# Weiterbildung via Abendschule - Quatsch oder Gut****?



## one6666 (9. August 2010)

Hallo,

habe einen lausigen Hauptschul Abschluss und eine lausige Ausbildung als Teilezurichter(Metallverarbeiter),
egal was ich mache ich bekomm immer die letzten Drecksjobs  ,
hinzu kommt meine Faulheit die mit nix zu vergleichen ist,
wenn ich mir die Hand abhacken müsste, um dann mein restliches Leben gutes Geld für's nix tuhen zu bekommen, würde ich die andere gleich mit abhacken 

Nix tuhen heißt für mich, eine Arbeit bei der ich mich *Körperlich* nicht anstrengen muss!

Es gibt ja nun viele Weiterbildung zb. C++ oder Java Programmierer,
so eine Weiterbildung soll 15 Monate dauern(9Stunden in der Woche) und dann bekommt man ein Zertifikat das man C++ oder Java Entwickler ist,
aber bekommt man dann auch Arbeit,
kann mir gut vorstellen das manch ein Chef dann sagt "Ne wir brauchen einen echten Programmierer, und keinen 08/15 Abendschulen Entwickler" ist das so?

Und wer zahlt sowas, die schreiben zwar das Amt zahlt das, 
aber mir wollten die als ich arbeitslose war nix zahlen,
weil ich schon eine Ausbildung habe hat da Jemand erfahrung?

Und was kostet sowas wenn man es selbst bezahlen will, da schreiben die nähmlich nix hin ?


----------



## Dr Dau (10. August 2010)

Hallo!



one6666 hat gesagt.:


> .....egal was ich mache ich bekomm immer die letzten Drecksjobs .....


Andere bekommen noch weniger.


one6666 hat gesagt.:


> .....hinzu kommt meine Faulheit die mit nix zu vergleichen ist.....

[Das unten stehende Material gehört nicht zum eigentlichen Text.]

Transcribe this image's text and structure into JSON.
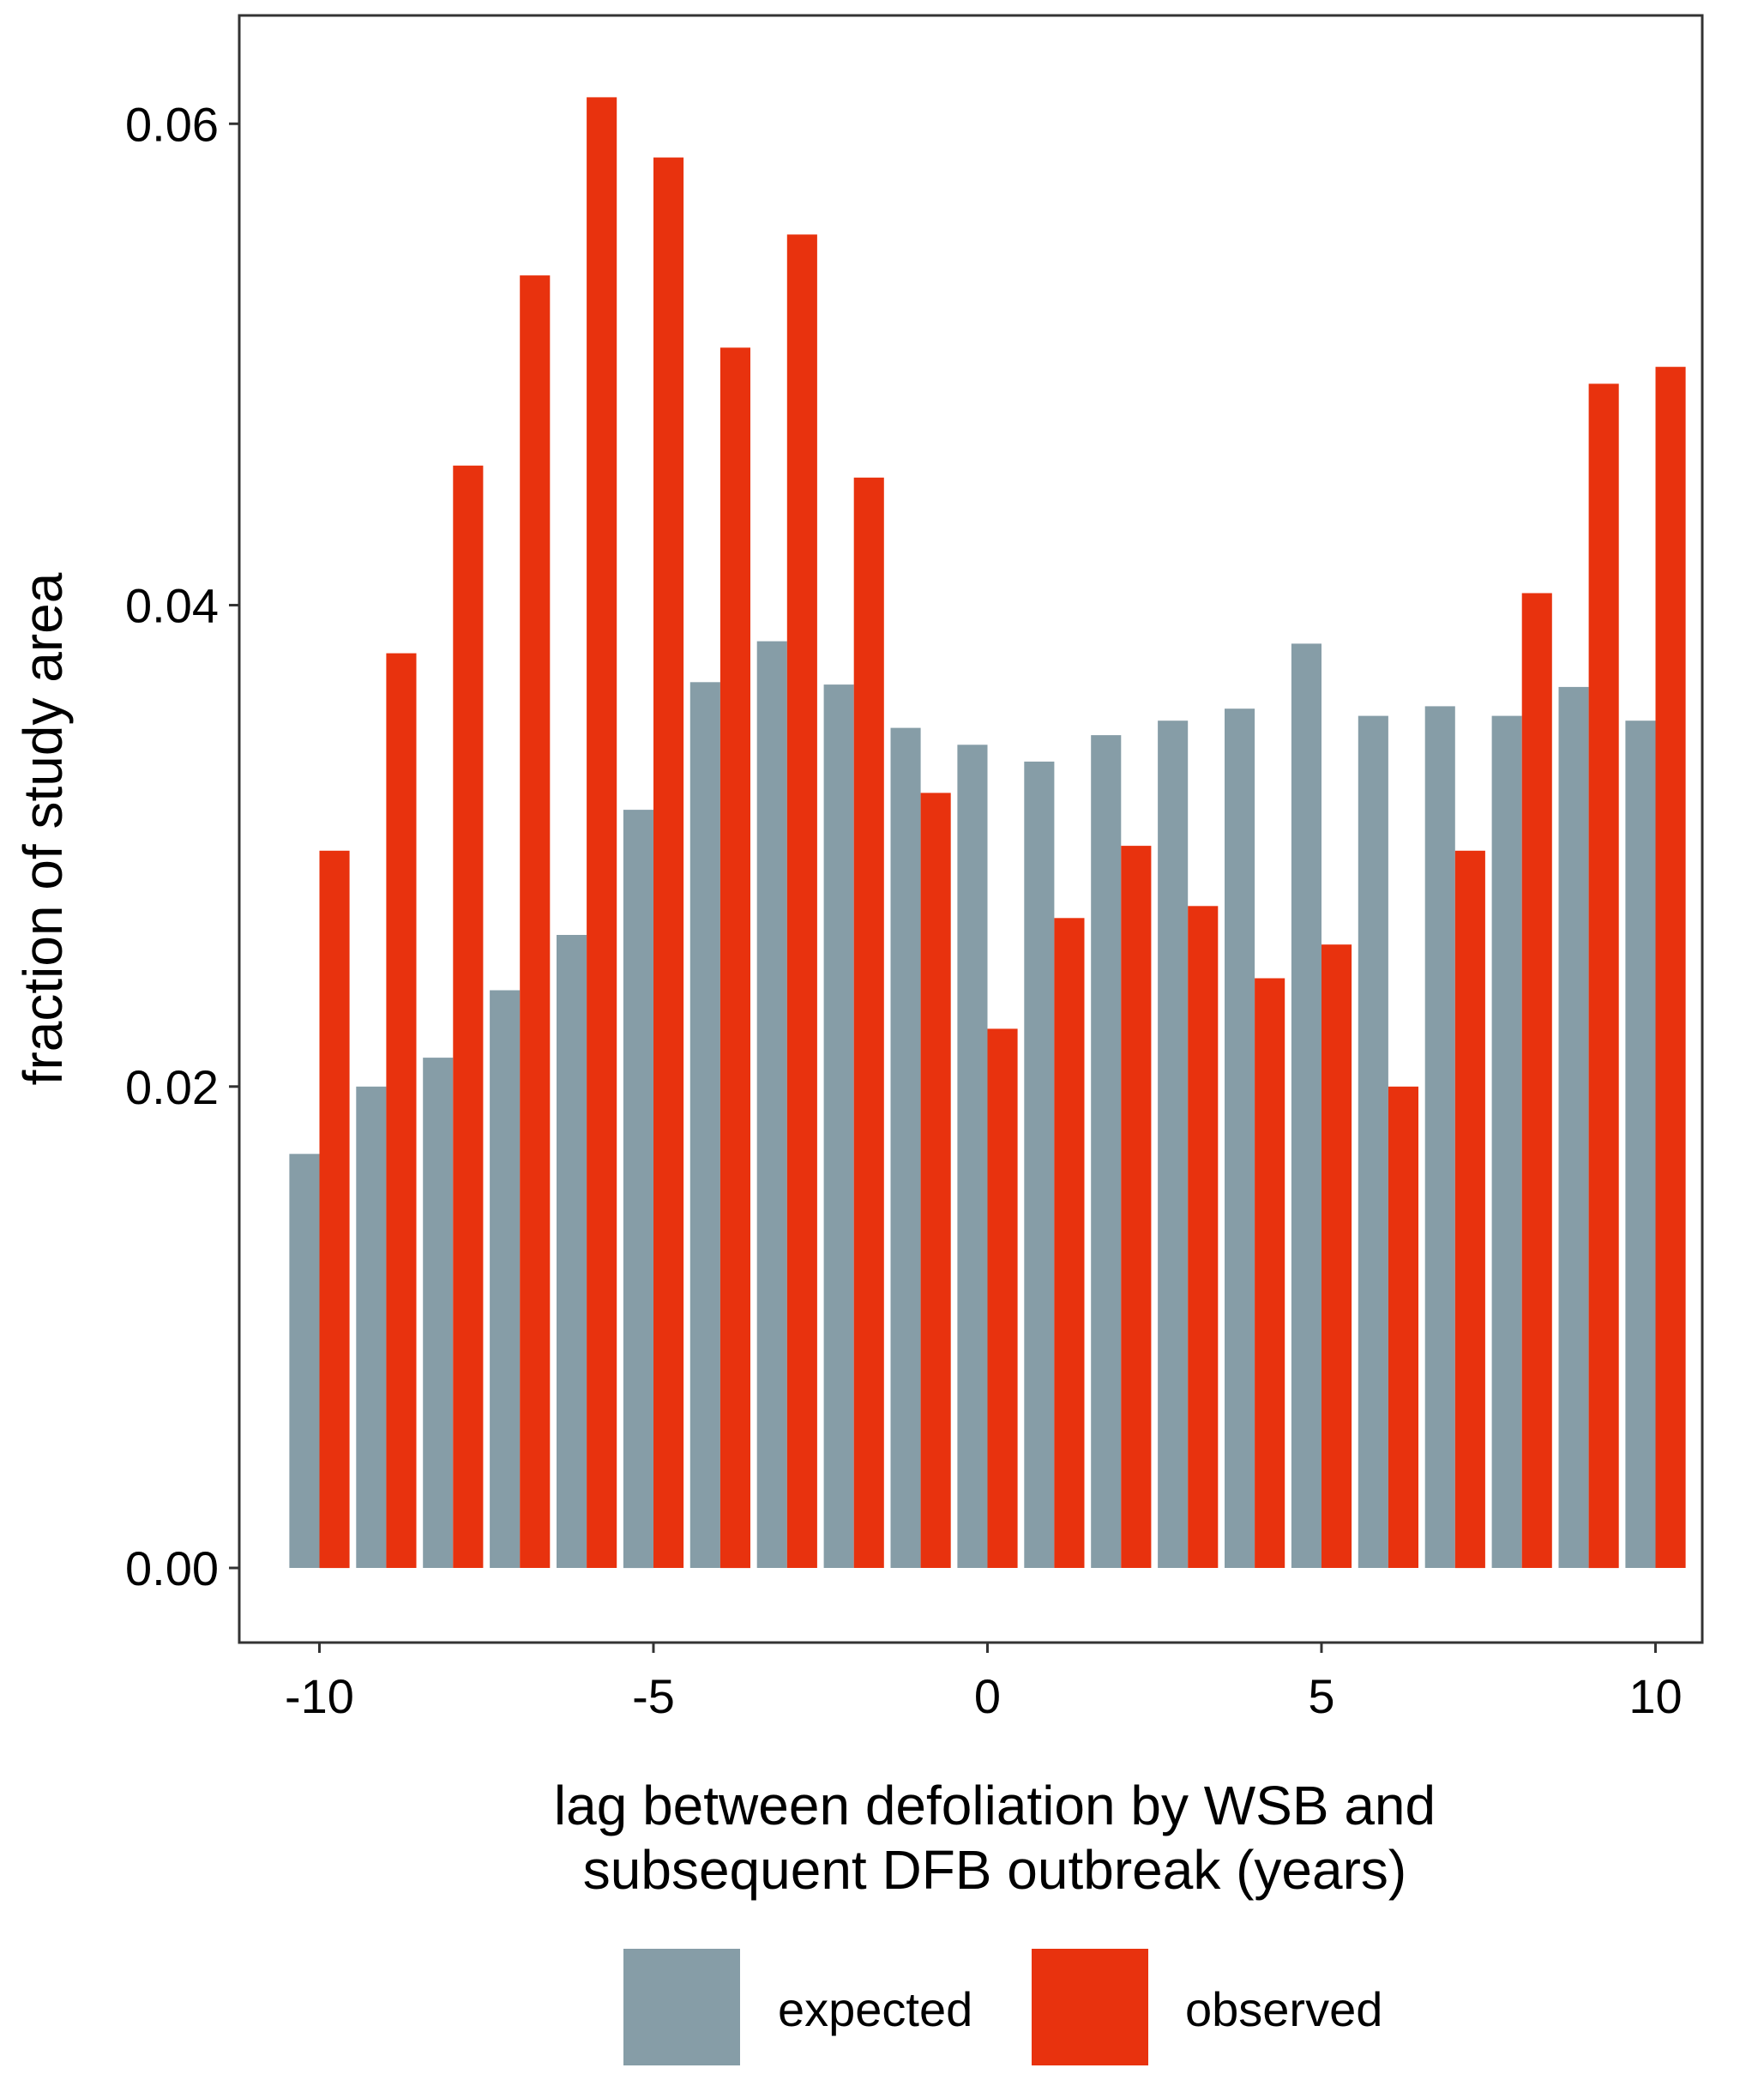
{
  "chart_data": {
    "type": "bar",
    "title": "",
    "xlabel_lines": [
      "lag between defoliation by WSB and",
      "subsequent DFB outbreak (years)"
    ],
    "ylabel": "fraction of study area",
    "x": [
      -10,
      -9,
      -8,
      -7,
      -6,
      -5,
      -4,
      -3,
      -2,
      -1,
      0,
      1,
      2,
      3,
      4,
      5,
      6,
      7,
      8,
      9,
      10
    ],
    "xlim": [
      -11.2,
      10.7
    ],
    "ylim": [
      -0.0031,
      0.0645
    ],
    "xticks": [
      -10,
      -5,
      0,
      5,
      10
    ],
    "xtick_labels": [
      "-10",
      "-5",
      "0",
      "5",
      "10"
    ],
    "yticks": [
      0.0,
      0.02,
      0.04,
      0.06
    ],
    "ytick_labels": [
      "0.00",
      "0.02",
      "0.04",
      "0.06"
    ],
    "grid": false,
    "legend_position": "bottom",
    "series": [
      {
        "name": "expected",
        "color": "#869DA7",
        "values": [
          0.0172,
          0.02,
          0.0212,
          0.024,
          0.0263,
          0.0315,
          0.0368,
          0.0385,
          0.0367,
          0.0349,
          0.0342,
          0.0335,
          0.0346,
          0.0352,
          0.0357,
          0.0384,
          0.0354,
          0.0358,
          0.0354,
          0.0366,
          0.0352
        ]
      },
      {
        "name": "observed",
        "color": "#E8320E",
        "values": [
          0.0298,
          0.038,
          0.0458,
          0.0537,
          0.0611,
          0.0586,
          0.0507,
          0.0554,
          0.0453,
          0.0322,
          0.0224,
          0.027,
          0.03,
          0.0275,
          0.0245,
          0.0259,
          0.02,
          0.0298,
          0.0405,
          0.0492,
          0.0499
        ]
      }
    ]
  }
}
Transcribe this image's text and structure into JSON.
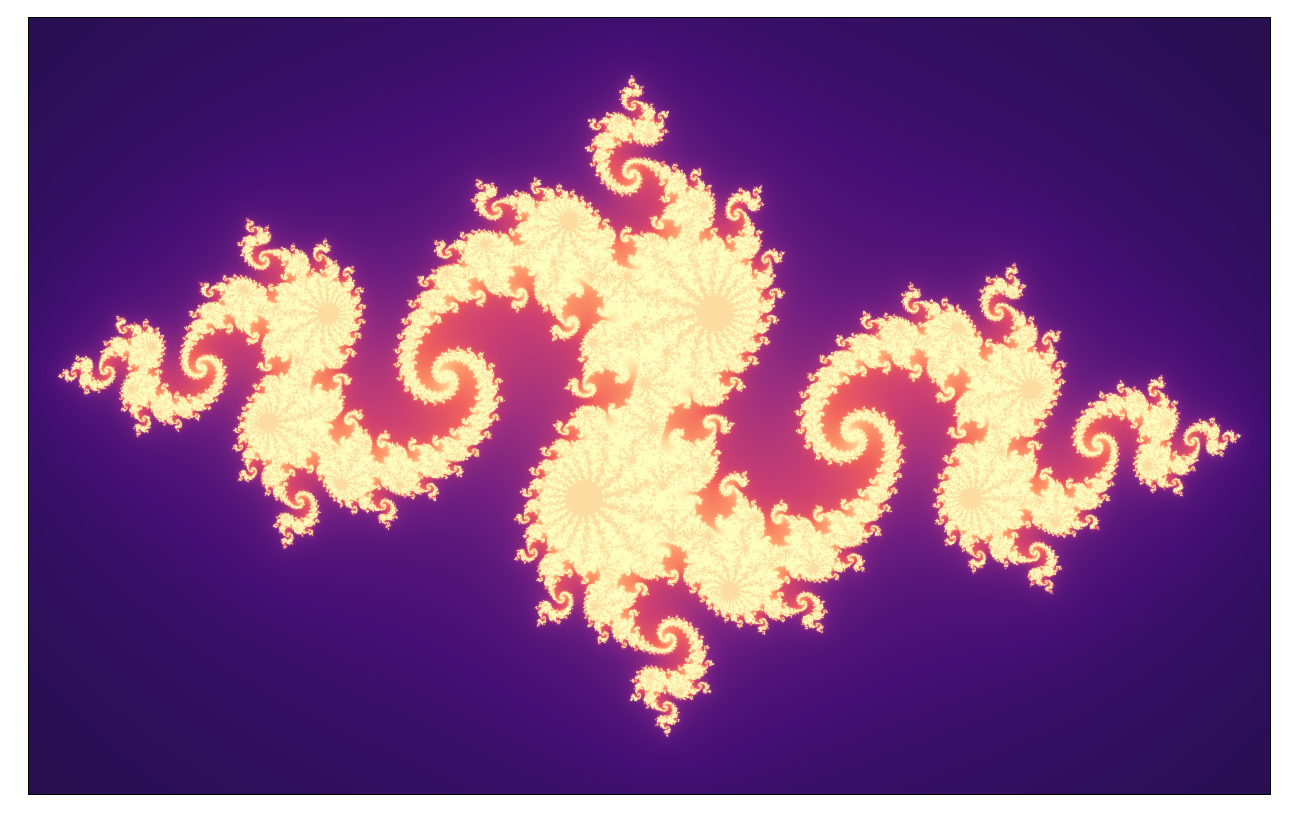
{
  "figure": {
    "kind": "julia-set-render",
    "colormap": "magma",
    "colors": {
      "page_background": "#ffffff",
      "outer_background": "#000000",
      "outer_halo": "#18123a",
      "mid_halo": "#3a0f6e",
      "inner_glow": "#7a1f8a",
      "set_edge": "#e04f6a",
      "set_core": "#fcd9a0"
    },
    "set": {
      "re_range": [
        -1.6,
        1.6
      ],
      "im_range": [
        -1.0,
        1.0
      ],
      "parameter_c": {
        "re": -0.8,
        "im": 0.156
      },
      "max_iterations": 220
    }
  }
}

Irgendwann wird sich die Faulheit rechnen.
Ich weiss ja nicht wie alt Du bist, aber irgendwann sind die Knochen kaputt..... natürlich vor der Rente.
Wenn Du Dich bis dahin nicht durch Fleiss hochgearbeitet hast, bist Du weg vom Fenster.



one6666 hat gesagt.:


> wenn ich mir die Hand abhacken müsste, um dann mein restliches Leben gutes Geld für's nix tuhen zu bekommen, würde ich die andere gleich mit abhacken


Lass die Hände dran..... um fürs nichts tun Geld zu bekommen, gibt es auch alternativen:
1. knacke den Jackpot. 
2. werde Bürgermeister in einer Stadt die überfüllte Grossveranstaltungen zulässt und trete nicht zurück. *pfeif*
3. werde Politiker, verspreche viel und halte möglichst wenig ein. 



one6666 hat gesagt.:


> Nix tuhen heißt für mich, eine Arbeit bei der ich mich *Körperlich* nicht anstrengen muss!


Hmm, Matratzentester?!



one6666 hat gesagt.:


> Es gibt ja nun viele Weiterbildung zb. C++ oder Java Programmierer,
> so eine Weiterbildung soll 15 Monate dauern(9Stunden in der Woche) und dann bekommt man ein Zertifikat das man C++ oder Java Entwickler ist,
> aber bekommt man dann auch Arbeit,
> kann mir gut vorstellen das manch ein Chef dann sagt "Ne wir brauchen einen echten Programmierer, und keinen 08/15 Abendschulen Entwickler" ist das so?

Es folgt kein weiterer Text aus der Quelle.